Specialization and Differentiation

Specialization is a fundamental characteristic of multicellular systems whether they are composed of living cells, social insects, or digital devices.

Specialization goes hand-in-hand with a redistribution of complexity. The individual elements become simpler and the orchestration of these simpler elements becomes more complex.

“...in evolution, as higher-level entities arise from associations of lower-level organisms, and as these [higher level] entities acquire the ability to feed, reproduce, defend themselves, and so on, the lower-level organisms will tend to lose much of their internal complexity.”[1]

For example, single-cell organisms maintain a wide range of complex behavior in order to respond to the range of possible environmental conditions they may encounter. Most of those capabilities are seldom used. Cells in multicellular organisms can instead rely on the whole organism adapting to changing conditions via a multicellular response. So the individual cells can dispense with the rarely used functions. Social insects demonstrate the same sort of tradeoff: “...individuals of highly social ant species are less complex than individuals from [socially] simple ant species.[2]

Specialization is deeply intertwined with the other three multicellular organizing principles in part because the orchestration of many kinds of simple elements requires more careful messaging mechanisms and a different sort of communication strategy called stigmergy.

Specialization begins at the level of individual cells in multicellular organisms and that specialization is almost always permanent. Bacterial cells capable of participating in biofilms (cooperative communities of single-cell organisms) usually must also be able to live as isolated cells. Only when single-cell organisms participate in a cooperative biofilm do they temporarily specialize. Metazoan cells, i.e., the cells in “true” multicellular organisms, don’t just temporarily specialize, they permanently differentiate as the organism develops from a fertilized egg to an adult.

“The different cell types in a multicellular organism differ dramatically in both structure and function. If we compare a mammalian neuron with a lymphocyte, for example, the differences are so extreme that it is difficult to imagine that the two cells contain the same genome." (see here for more detail)
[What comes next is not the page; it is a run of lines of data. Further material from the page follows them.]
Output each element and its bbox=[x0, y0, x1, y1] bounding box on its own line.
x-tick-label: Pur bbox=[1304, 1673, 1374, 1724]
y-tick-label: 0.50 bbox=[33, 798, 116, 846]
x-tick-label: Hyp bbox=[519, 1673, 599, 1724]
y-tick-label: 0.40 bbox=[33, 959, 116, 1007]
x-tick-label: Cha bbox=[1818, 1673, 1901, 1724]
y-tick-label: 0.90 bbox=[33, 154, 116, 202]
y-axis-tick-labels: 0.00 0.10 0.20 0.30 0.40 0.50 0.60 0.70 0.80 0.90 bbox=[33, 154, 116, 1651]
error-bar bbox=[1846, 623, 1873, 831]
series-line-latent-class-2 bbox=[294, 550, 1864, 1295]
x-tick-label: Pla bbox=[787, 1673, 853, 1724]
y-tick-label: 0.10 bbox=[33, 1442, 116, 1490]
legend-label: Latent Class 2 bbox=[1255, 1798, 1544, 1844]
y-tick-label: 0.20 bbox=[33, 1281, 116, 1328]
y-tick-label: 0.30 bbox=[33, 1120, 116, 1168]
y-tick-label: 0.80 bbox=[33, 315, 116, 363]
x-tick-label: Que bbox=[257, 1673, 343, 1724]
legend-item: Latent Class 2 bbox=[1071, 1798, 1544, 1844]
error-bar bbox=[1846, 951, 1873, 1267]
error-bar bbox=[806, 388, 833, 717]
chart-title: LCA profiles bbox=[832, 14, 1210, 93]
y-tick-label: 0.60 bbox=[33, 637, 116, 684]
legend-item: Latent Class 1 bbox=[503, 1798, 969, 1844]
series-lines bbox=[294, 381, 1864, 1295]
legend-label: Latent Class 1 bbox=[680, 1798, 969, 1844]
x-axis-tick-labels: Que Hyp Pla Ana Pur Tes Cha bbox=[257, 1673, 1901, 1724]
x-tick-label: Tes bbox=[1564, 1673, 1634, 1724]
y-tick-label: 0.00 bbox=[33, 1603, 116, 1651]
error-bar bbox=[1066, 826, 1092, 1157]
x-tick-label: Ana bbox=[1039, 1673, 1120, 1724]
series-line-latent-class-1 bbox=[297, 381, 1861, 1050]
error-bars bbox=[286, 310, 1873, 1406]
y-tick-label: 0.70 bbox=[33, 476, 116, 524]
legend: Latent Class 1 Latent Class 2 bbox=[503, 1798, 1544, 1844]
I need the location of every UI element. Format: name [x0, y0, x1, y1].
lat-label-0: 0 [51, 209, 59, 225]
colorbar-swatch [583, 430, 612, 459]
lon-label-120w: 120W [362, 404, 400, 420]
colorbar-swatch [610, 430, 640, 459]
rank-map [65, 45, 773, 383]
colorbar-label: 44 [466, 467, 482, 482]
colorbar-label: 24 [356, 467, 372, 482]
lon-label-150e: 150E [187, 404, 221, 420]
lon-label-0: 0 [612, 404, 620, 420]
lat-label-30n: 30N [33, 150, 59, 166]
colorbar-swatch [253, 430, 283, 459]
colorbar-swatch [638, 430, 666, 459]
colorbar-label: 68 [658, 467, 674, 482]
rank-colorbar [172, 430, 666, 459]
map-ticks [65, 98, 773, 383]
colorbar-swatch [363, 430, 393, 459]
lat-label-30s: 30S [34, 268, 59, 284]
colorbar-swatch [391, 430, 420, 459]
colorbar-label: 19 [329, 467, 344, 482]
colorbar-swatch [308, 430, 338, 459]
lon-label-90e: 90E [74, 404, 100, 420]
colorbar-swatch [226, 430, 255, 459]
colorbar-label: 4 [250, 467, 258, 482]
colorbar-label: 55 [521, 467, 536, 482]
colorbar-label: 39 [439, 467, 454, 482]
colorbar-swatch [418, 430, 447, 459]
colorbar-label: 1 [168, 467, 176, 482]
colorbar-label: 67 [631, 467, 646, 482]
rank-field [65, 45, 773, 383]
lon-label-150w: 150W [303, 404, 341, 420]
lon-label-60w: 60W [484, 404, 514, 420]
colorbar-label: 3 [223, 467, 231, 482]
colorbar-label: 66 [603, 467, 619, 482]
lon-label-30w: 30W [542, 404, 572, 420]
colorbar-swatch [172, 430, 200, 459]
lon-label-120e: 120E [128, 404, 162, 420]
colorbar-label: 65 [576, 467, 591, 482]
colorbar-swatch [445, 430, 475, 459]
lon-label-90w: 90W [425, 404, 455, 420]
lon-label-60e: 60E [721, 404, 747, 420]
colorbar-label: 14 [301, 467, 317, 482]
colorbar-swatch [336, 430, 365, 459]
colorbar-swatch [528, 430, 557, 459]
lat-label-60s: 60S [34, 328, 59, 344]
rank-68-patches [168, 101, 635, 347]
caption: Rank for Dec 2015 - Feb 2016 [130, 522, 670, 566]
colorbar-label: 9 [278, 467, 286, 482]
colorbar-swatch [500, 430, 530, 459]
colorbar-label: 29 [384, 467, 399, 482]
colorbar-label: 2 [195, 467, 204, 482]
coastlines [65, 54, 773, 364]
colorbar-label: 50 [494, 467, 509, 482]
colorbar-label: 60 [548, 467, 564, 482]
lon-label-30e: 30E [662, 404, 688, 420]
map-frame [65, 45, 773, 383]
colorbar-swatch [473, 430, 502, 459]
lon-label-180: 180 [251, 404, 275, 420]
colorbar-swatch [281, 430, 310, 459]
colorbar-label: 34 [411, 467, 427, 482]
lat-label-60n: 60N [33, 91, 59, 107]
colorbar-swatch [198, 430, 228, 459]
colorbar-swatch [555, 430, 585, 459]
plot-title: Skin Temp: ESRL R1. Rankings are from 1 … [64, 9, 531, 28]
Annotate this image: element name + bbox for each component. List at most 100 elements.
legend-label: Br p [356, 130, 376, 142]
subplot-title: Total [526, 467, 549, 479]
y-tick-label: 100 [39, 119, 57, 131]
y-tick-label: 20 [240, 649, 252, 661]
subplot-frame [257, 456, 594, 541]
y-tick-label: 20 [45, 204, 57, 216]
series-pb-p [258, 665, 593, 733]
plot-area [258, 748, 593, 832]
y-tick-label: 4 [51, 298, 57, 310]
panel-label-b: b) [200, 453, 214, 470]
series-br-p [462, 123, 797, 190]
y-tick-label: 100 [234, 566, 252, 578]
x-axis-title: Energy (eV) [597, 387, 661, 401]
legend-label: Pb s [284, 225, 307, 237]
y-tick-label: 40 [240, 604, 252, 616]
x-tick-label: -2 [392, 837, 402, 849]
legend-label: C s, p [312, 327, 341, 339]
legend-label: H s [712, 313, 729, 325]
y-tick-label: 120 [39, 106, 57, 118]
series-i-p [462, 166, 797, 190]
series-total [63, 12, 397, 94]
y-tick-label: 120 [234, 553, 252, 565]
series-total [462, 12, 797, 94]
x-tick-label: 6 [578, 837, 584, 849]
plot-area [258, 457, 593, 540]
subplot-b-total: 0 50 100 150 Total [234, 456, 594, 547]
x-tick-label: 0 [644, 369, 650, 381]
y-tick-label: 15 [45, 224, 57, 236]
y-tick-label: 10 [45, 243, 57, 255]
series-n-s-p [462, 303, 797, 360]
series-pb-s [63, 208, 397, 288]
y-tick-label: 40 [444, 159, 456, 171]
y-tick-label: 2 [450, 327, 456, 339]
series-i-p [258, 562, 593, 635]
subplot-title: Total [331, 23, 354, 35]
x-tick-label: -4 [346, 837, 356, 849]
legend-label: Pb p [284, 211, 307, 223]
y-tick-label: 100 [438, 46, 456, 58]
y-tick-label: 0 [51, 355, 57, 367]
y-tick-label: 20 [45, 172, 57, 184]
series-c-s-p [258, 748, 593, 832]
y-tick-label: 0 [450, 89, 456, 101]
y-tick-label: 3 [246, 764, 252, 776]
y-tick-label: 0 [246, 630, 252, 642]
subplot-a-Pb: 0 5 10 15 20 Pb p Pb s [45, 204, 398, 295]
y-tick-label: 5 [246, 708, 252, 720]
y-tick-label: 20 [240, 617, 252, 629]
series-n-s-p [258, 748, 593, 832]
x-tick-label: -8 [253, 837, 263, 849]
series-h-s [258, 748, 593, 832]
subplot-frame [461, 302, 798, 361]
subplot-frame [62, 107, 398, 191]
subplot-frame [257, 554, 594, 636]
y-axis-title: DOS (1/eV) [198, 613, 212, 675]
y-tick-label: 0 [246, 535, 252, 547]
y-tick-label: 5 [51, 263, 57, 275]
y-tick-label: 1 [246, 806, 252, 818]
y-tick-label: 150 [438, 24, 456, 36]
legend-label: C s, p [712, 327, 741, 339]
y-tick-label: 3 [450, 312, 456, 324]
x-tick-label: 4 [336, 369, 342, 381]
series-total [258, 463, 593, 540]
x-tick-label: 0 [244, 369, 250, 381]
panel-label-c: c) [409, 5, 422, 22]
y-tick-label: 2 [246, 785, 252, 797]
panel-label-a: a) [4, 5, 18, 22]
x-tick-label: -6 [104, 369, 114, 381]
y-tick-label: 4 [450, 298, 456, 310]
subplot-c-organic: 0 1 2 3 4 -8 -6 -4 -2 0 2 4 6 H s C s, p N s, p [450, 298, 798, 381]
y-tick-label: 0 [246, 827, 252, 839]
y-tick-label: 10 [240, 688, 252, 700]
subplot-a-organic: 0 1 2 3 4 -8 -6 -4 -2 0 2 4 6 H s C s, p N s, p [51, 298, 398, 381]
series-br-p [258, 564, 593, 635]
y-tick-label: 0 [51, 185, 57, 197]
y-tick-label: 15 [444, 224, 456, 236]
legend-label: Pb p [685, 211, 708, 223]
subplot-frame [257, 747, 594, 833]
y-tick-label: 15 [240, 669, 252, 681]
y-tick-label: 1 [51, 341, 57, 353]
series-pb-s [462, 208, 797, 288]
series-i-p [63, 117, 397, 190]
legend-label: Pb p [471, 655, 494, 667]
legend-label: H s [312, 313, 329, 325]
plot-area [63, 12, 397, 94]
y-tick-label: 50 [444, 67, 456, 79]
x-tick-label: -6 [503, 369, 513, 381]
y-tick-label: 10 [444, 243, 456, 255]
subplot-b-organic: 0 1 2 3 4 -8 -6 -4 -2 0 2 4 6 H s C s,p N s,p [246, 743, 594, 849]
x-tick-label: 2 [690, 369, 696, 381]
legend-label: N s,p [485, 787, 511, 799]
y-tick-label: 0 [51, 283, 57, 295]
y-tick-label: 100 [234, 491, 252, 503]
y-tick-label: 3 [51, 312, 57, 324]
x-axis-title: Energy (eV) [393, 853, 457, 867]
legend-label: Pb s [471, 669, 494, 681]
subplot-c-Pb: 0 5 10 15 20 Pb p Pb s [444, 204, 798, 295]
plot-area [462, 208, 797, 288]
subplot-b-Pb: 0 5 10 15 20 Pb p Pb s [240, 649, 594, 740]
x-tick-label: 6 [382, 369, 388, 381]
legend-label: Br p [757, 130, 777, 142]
Occasionally, through some mischance, a cell loses some of its differentiation. The cells in which this occurs are called neoplastic (i.e., newly changeable). Neoplastic cells are not just abnormal, they form tumors. Tumors may be benign, but are often a hallmark of cancer.

Multicellular specialization at the cellular level is possible because the environment faced by a cell in a multicellular organism is quite different from and more benign than that faced by a single-cell organism in its natural environment. Metazoan cells live in a cooperative, nearly homeostatic environment protected and nourished by the whole organism. In contrast, a single-cell organism must be prepared to deal with all sorts of unfavorable circumstances such as predators, changing abundance of nutrients, and toxic chemicals. That flexibility requires each cell to support a large complex repertoire of behavior.

Multicellular specialization at the cellular level is necessary because maintaining the full complement of all possible behavior is costly, dangerous, and/or incompatible with requirements of the specialized functions. For individual cells, one obvious cost is energy consumption; the maintenance of all the unnecessary cellular machinery is not free. Since each specialized Metazoan cell uses only a small fraction of the total genome, its energy costs can be dramatically reduced. But also cell specialization induces very different and incompatible cellular biochemistry, shape, and function. A nerve cell could not function as a reliable communication channel between point A and point B if it also builds bone around itself, fills itself with hemoglobin to carry oxygen, accumulates fat, and secretes stomach acid.

Perhaps the most important benefit is that specialization reduces the number and type of messages to which the cell can respond. There are thousands of different types of molecular messages active in a complex multicellular organism. Each cell responds to just a small subset. It would be more than meaningless for a cell to retain the ability to respond to all these messages - it would be chaos. Worse, a general-purpose cell would be susceptible to all viruses. Viruses infect a cell by binding to particular surface proteins. Since different surface proteins characterize different specialized cells, each kind of virus can infect only certain types of cells -- those that have the right binding sites. The cold virus infects cells in the nasal passages, the hepatitis virus infects certain liver cells, the HIV virus infects certain cells in the immune system, and so forth. If every cell expressed all cell markers, any virus could bind to and infect all cells. Catching a cold would be fatal.

In this coevolutionary world of today's Internet where computer viruses and worms run rampant, a similar necessity for specialization in computing should be obvious.



[1] A Complexity Drain on Cells in the Evolution of Multicellularity, McShea, D. W., Evolution, Vol 56, No. 3 Pages: 441-452, 1997. And, “ The hierarchical structure of organisms: a scale and documentation of a trend in the maximum.” McShea, D.W., Paleobiology 27:405-423, 2001.

[2]Individual versus social complexity, with particular reference to ant colonies,” Anderson, C & McShea, D. W. Biol. Rev., vol 76, pp. 211-237, 2001. Note: the individual ants of highly social species are not only less complex, but more specialized and more varied in size and shape. Yet, as with specialized metazoan cells, they all have the same genetic complement.